There is an Elephant in the Dungeon, and yet so many people refuse to look, to acknowledge or talk about it. The few that do attempt to look at the elephant, point out the elephant or goddess forbid talk about the elephant are met with denial, misdirection, character attacks and so forth.


The Elephant is that there ARE people who are in our kink communities simply so that they can prey on others.

Ignoring it, calling it anything but what it is, pointing out that there are predators everywhere, calling me a drama whore or a victim does not change change the fact that the elephant is real, it is there.

Just like any other gathering space for adults, there are abusers and predators in the BDSM community. Being kinky does not mean that one is safe, sane, noble, strong, honest etc, just as being kinky does not mean one is a pedophile, sociopath, adulterer, liar, abuser etc. "But there are predators everywhere!'Sure. Our kink community is not the only place to find creepers.


Something to keep in mind, however, is that certain environments are more likely than others to entice abusers. Environments where they can blend in, be anonymous, build credibility, rely on those around them to hush up complaints, and where they are able to find persons who are more likely to be conflicted about the abuse itself.It is easier to hide a hatred towards women amongst heavy players.

It can be difficult at times to separate misogyny from some of the more intense aspects of BDSM. It is easier to hide a deep hatred when surrounded by acts of violence, humiliation, degradation and power exchanges. "You are just saying this because (insert bs personal attack here)"Yes, I am female. Yes, I am a feminist and an advocate for equality and coexist. Yes I have been sexually assaulted. Yes, someone has used BDSM as a way to abuse me.
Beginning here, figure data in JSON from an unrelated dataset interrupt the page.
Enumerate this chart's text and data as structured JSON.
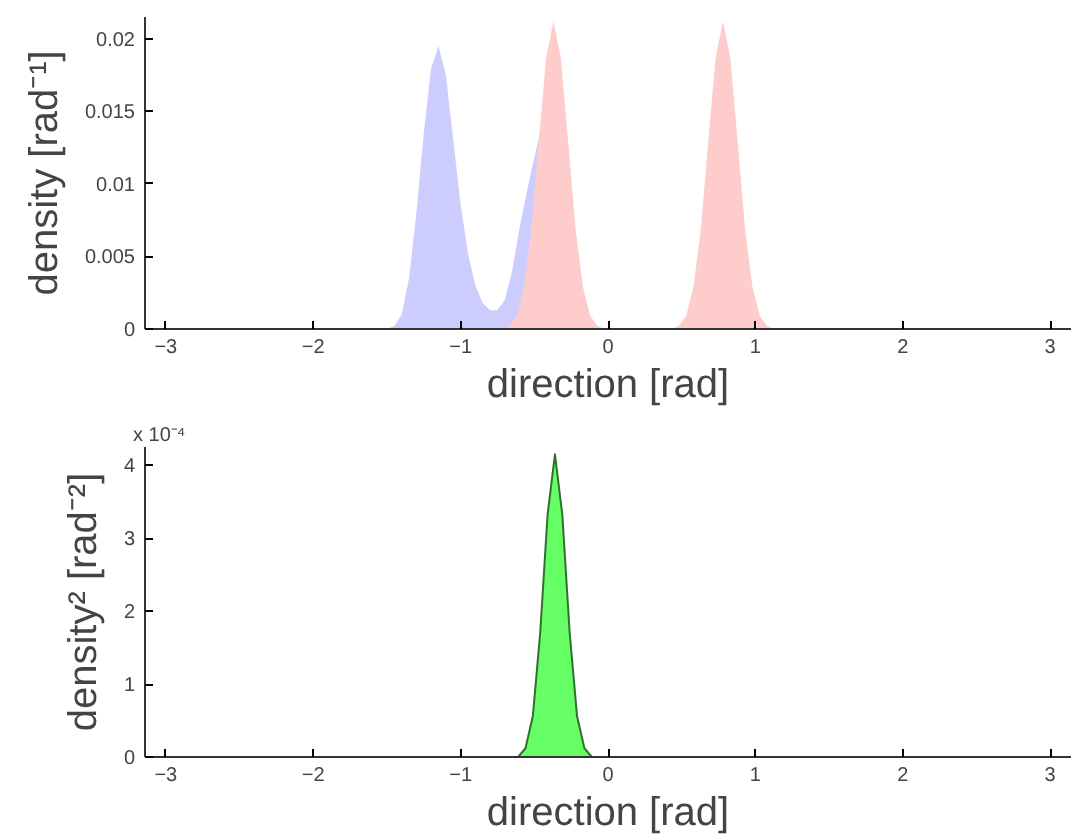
{
  "chart_data": [
    {
      "type": "area",
      "xlabel": "direction [rad]",
      "ylabel": "density [rad⁻¹]",
      "xlim": [
        -3.1416,
        3.1416
      ],
      "xticks": [
        -3,
        -2,
        -1,
        0,
        1,
        2,
        3
      ],
      "ylim": [
        0,
        0.0215
      ],
      "yticks": [
        0,
        0.005,
        0.01,
        0.015,
        0.02
      ],
      "grid": false,
      "series": [
        {
          "color": "#ccccff",
          "x": [
            -3.1416,
            -1.5,
            -1.45,
            -1.4,
            -1.35,
            -1.3,
            -1.25,
            -1.2,
            -1.15,
            -1.1,
            -1.05,
            -1.0,
            -0.95,
            -0.9,
            -0.85,
            -0.8,
            -0.75,
            -0.7,
            -0.65,
            -0.6,
            -0.55,
            -0.5,
            -0.45
          ],
          "values": [
            0,
            0,
            0.0002,
            0.001,
            0.0035,
            0.008,
            0.0135,
            0.018,
            0.0195,
            0.0175,
            0.013,
            0.0086,
            0.0052,
            0.003,
            0.0018,
            0.0013,
            0.0013,
            0.002,
            0.004,
            0.007,
            0.0095,
            0.0118,
            0.014
          ]
        },
        {
          "color": "#ffcccc",
          "x": [
            -3.1416,
            -0.72,
            -0.67,
            -0.62,
            -0.57,
            -0.52,
            -0.47,
            -0.42,
            -0.37,
            -0.32,
            -0.27,
            -0.22,
            -0.17,
            -0.12,
            -0.07,
            -0.02,
            0.43,
            0.48,
            0.53,
            0.58,
            0.63,
            0.68,
            0.73,
            0.78,
            0.83,
            0.88,
            0.93,
            0.98,
            1.03,
            1.08,
            1.13,
            3.1416
          ],
          "values": [
            0,
            0,
            0.0002,
            0.0009,
            0.0029,
            0.0069,
            0.0129,
            0.0187,
            0.0212,
            0.0187,
            0.0129,
            0.0069,
            0.0029,
            0.0009,
            0.0002,
            0,
            0,
            0.0002,
            0.0009,
            0.0029,
            0.0069,
            0.0129,
            0.0187,
            0.0212,
            0.0187,
            0.0129,
            0.0069,
            0.0029,
            0.0009,
            0.0002,
            0,
            0
          ]
        }
      ]
    },
    {
      "type": "area",
      "xlabel": "direction [rad]",
      "ylabel": "density² [rad⁻²]",
      "annotations": [
        "x 10⁻⁴"
      ],
      "xlim": [
        -3.1416,
        3.1416
      ],
      "xticks": [
        -3,
        -2,
        -1,
        0,
        1,
        2,
        3
      ],
      "ylim": [
        0,
        4.25
      ],
      "yticks": [
        0,
        1,
        2,
        3,
        4
      ],
      "grid": false,
      "series": [
        {
          "color": "#66ff66",
          "x": [
            -3.1416,
            -0.61,
            -0.56,
            -0.51,
            -0.46,
            -0.41,
            -0.36,
            -0.31,
            -0.26,
            -0.21,
            -0.16,
            -0.11,
            3.1416
          ],
          "values": [
            0,
            0,
            0.12,
            0.56,
            1.7,
            3.32,
            4.15,
            3.32,
            1.7,
            0.56,
            0.12,
            0,
            0
          ]
        }
      ]
    }
  ]
}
None of this removes the elephant from the room.

My experience as a new bottom is just as valid anecdotal evidence as your experience and anecdotal evidence. Regardless of our personal experiences, however, this elephant is here. Right now, in your community and in mine, there are persons who are welcomed into the BDSM groups and events, often in leadership roles, who use that 'authority' and the guise of BDSM to abuse their submissives and bottoms. It is happening.


"We have no way to self police this"

W e don't have to be our own police. What we could do, however, is lead. We can talk to the experts about ways to deter and prevent this, ways to encourage victims to come forth, how to address it and how to support those involved. We have the option to be proactive, rather than to just debate if victims are lieing. We have the option to create a cut and dried (ish) protocols in our societies and clubs for addressing these concerns, rather than focusing on trying to contain the allegations within our community.

When we try to run damage control we actually empower abusers and trample the victim, creating an even more welcoming environment for further abuse. "That allegation is false! I talked to him/her and they were genuinely appalled that (victim name) felt they were abused!"While I am not talking about a specific allegation allow me to share a not so fun fact: Most abusers do not realize that they are in fact being abusive. They justify their actions to themselves. They don’t' just wake up one day and violently rape someone (typically). Instead there is a pattern of boundary violations that typically escalate. The very terrifying truth is that while many do not really get that they are violating anyone's boundaries, a few know exactly what they are doing. They feel they are entitled to do what they want and they are charismatic and well able to fake shock and indignation, sincerity and earnestness.

It's our community.

I would love to see it be a safe place.With all these newbies entering the scene thanks to changing societal values and media exposure via soft bdsm books and movies and documentaries we need to get on this. I predict a rise in consent violations being reported until we figure out how to be proactive.